Ces financements soulèvent toutefois des controverses, notamment sur l’utilisation des contributions des pays associés à Horizon Europe, certains craignant une réduction des fonds pour des programmes très demandés comme les actions Marie Skłodowska-Curie.

Enfin, plusieurs autres volets du programme Horizon Europe vont être mis à jour, et ces propositions doivent être discutées en juillet par les États membres et la Commission.

FP10: «Il est temps de passer à la vitesse supérieure»

«Dans une déclaration commune avec ses partenaires européens en matière de recherche et d’innovation, la Ligue des universités européennes de recherche (LERU) appelle aujourd’hui le Conseil « Compétitivité » à se montrer à la hauteur de l’ambition et de la dynamique dont fait preuve le Parlement européen dans les négociations en cours sur le 10e programme-cadre et le Fonds européen pour la compétitivité (ECF). L’Europe ne peut se permettre aucune hésitation institutionnelle ni aucune approche fragmentée à un moment où la concurrence mondiale, les mutations technologiques et l’instabilité géopolitique exigent une vision stratégique claire et des investissements résolus dans la connaissance, les talents et l’innovation. […] L’adhésion rapide de pays tels que la Suisse et le Royaume-Uni au 10e programme-cadre est essentielle pour garantir la force scientifique et la compétitivité à long terme de l’Europe. La collaboration scientifique constitue un atout stratégique pour l’Europe et ne doit pas être victime des retards politiques.»

FP10: craintes d’associations faîtières universitaires des pays associés

Des associations universitaires (Suisse, UK, Canada, Nouvelle-Zélande) réclament que le 10ème programme-cadre (FP10) d’Horizon Europe reste axé sur la recherche fondamentale motivée par la curiosité, craignant une soumission aux impératifs industriels ou de défense.

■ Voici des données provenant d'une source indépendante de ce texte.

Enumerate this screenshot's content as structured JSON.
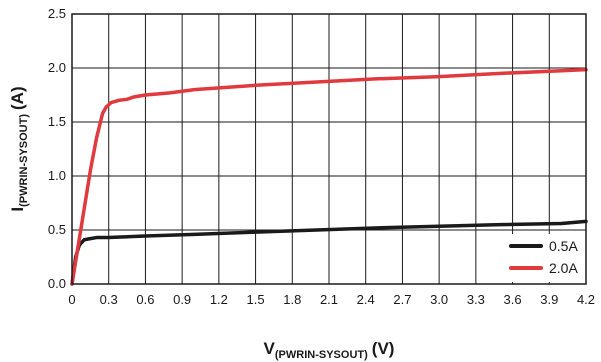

Ces faîtières universitaires, dont swissuniversities, « craignent que les priorités de recherche ne soient reléguées au second plan au profit de besoins technologiques immédiats, ou que le nombre de projets liés à la défense – dont ils seraient exclus – ne se multiplie ».

Dans une lettre ouverte adressée à la présidente du Conseil de l’UE et à la Commission européenne, ces organisations affirment que la recherche fondamentale et les subventions collaboratives du FP10 doivent rester résolument axées sur la recherche. (Science Business)

 

Les universités européennes appellent à un renforcement de la coopération en matière de recherche

Une déclaration signée par la Conférence des recteurs allemands, France Universités, les universités des Pays-Bas, la Conférence des recteurs des écoles universitaires de Pologne, le Conseil interuniversitaire flamand, le Conseil des recteurs des universités francophones de Belgique et la Conférence des recteurs des universités espagnoles réclame un budget ambitieux (220 millards d’Euros) pour le programme cadre FP10, 60 milllards pour Erasmus+ et un financement à long terme pour les alliances universitaires. «Aucun État membre ne peut relever à lui seul les défis scientifiques, technologiques et sociétaux d’aujourd’hui.»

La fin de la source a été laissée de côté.